AS TO JEWS AND JEWISH CHRISTIANS -
First Century Jewish Christians were admonished by Jews for NOT observing the Sabbath and for breaking the "law". In fact, many of the early church writings address this issue at some point. They were also admonished by the chruch elders if they treid to abide by such "superstitions" as resting on the Sabbath. It was under the old law and was not to be followed any longer. Ignatius, Justin Martyr and others preached on this very issue. Sunday was to be the Lord's Day. The "old world and old law" was to be put away. As such, they were to "break" the Sabbath.

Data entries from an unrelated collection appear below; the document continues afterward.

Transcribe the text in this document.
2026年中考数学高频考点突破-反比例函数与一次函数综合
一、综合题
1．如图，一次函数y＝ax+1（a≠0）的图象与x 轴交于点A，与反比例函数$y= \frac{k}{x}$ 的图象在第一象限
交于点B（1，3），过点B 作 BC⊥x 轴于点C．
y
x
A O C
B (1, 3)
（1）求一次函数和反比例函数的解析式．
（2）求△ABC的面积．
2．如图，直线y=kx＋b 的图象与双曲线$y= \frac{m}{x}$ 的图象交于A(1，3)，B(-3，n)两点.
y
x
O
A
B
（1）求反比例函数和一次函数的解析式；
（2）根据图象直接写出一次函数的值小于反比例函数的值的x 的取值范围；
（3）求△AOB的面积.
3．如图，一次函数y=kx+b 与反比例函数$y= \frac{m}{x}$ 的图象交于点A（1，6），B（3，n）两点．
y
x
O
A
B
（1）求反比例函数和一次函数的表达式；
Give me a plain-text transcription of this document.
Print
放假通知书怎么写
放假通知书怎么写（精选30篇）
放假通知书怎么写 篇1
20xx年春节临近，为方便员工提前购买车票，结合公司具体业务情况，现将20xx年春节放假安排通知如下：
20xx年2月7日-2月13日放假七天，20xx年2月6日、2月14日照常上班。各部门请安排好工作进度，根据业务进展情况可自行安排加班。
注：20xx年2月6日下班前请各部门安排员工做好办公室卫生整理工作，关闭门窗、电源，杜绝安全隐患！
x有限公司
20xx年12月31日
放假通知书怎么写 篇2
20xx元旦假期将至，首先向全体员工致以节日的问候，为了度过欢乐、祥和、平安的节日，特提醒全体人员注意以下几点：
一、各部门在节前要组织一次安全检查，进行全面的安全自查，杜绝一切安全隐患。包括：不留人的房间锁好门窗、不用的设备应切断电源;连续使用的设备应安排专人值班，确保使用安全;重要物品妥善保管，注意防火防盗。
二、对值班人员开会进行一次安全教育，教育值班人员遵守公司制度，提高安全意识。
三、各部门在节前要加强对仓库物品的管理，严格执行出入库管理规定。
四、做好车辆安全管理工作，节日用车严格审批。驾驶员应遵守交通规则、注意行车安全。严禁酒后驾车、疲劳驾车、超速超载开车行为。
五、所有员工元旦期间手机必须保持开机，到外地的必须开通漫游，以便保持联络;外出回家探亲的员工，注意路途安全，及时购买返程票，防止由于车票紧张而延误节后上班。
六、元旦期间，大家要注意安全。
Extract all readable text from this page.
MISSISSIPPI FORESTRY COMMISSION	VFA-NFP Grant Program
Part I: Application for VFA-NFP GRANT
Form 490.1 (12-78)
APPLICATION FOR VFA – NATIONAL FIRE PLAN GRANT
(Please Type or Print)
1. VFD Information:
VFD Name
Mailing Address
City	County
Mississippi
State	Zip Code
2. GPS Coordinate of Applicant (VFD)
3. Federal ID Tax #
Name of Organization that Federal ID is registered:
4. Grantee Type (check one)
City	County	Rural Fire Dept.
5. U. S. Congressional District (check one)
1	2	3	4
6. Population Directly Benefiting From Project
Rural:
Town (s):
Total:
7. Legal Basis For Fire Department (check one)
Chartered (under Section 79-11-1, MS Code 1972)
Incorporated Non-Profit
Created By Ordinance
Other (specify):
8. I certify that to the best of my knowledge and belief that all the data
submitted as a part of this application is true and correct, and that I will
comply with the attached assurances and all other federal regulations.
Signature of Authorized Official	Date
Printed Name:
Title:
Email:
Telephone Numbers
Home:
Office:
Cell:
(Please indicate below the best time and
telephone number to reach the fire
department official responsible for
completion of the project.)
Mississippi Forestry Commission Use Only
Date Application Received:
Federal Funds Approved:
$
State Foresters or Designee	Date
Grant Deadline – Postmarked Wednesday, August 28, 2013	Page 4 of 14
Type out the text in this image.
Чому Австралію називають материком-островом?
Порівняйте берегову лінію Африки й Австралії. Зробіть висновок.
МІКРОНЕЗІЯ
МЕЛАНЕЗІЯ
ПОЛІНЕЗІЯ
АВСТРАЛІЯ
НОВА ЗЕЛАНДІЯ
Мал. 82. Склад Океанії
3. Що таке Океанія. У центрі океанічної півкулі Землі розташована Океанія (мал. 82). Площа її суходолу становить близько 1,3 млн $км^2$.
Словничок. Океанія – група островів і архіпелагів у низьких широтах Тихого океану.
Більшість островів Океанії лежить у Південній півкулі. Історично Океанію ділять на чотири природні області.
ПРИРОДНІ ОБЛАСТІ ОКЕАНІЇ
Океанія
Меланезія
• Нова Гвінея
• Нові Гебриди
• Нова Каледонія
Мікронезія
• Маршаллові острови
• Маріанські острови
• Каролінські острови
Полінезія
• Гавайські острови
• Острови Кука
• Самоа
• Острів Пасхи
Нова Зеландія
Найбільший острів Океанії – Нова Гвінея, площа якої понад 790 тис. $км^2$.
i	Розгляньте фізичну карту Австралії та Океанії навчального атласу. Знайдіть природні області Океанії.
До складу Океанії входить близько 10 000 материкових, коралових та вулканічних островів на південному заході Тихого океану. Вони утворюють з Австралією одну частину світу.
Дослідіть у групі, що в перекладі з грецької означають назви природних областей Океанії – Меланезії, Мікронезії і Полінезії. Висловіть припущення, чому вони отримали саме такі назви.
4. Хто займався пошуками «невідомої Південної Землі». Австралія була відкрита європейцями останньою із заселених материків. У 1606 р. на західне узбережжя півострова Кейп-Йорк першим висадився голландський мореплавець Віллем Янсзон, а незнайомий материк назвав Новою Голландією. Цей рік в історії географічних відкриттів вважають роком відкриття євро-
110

(I Cor 11:33). Ummm...I don't really think this verse is about the DAY - it has to do with the time of the day they met. No day would have fit everyone's schedule...
THE REAL POINT HERE IS....
Meeting on Saturday night is NOT what was demanded in the Bible nor was it EVER followed by any of the 1st or 2nd century churches for which we have evidences. As for the Sabbath...it concerns me that you keep referring back to it as if it was a law they were to abide by. Jesus specifically told them the old law was no longer. The Sabbath/day of rest was wiped away and was NOT to be a determination in when or how they met.
WHEN WAS THE CHURCH STARTED?
Most importantly, what day was the Church actually started on? We know that day because of the following:
The kingdom of Christ was established on the day of Pentecost (Acts 2:1), which always fell on the morrow after the sabbath (Lev. 23:15-16) - OTHERWISE KNOWN AS SUNDAY. So the church started out meeting for worship on the first day of the week (cf. Acts 2:42).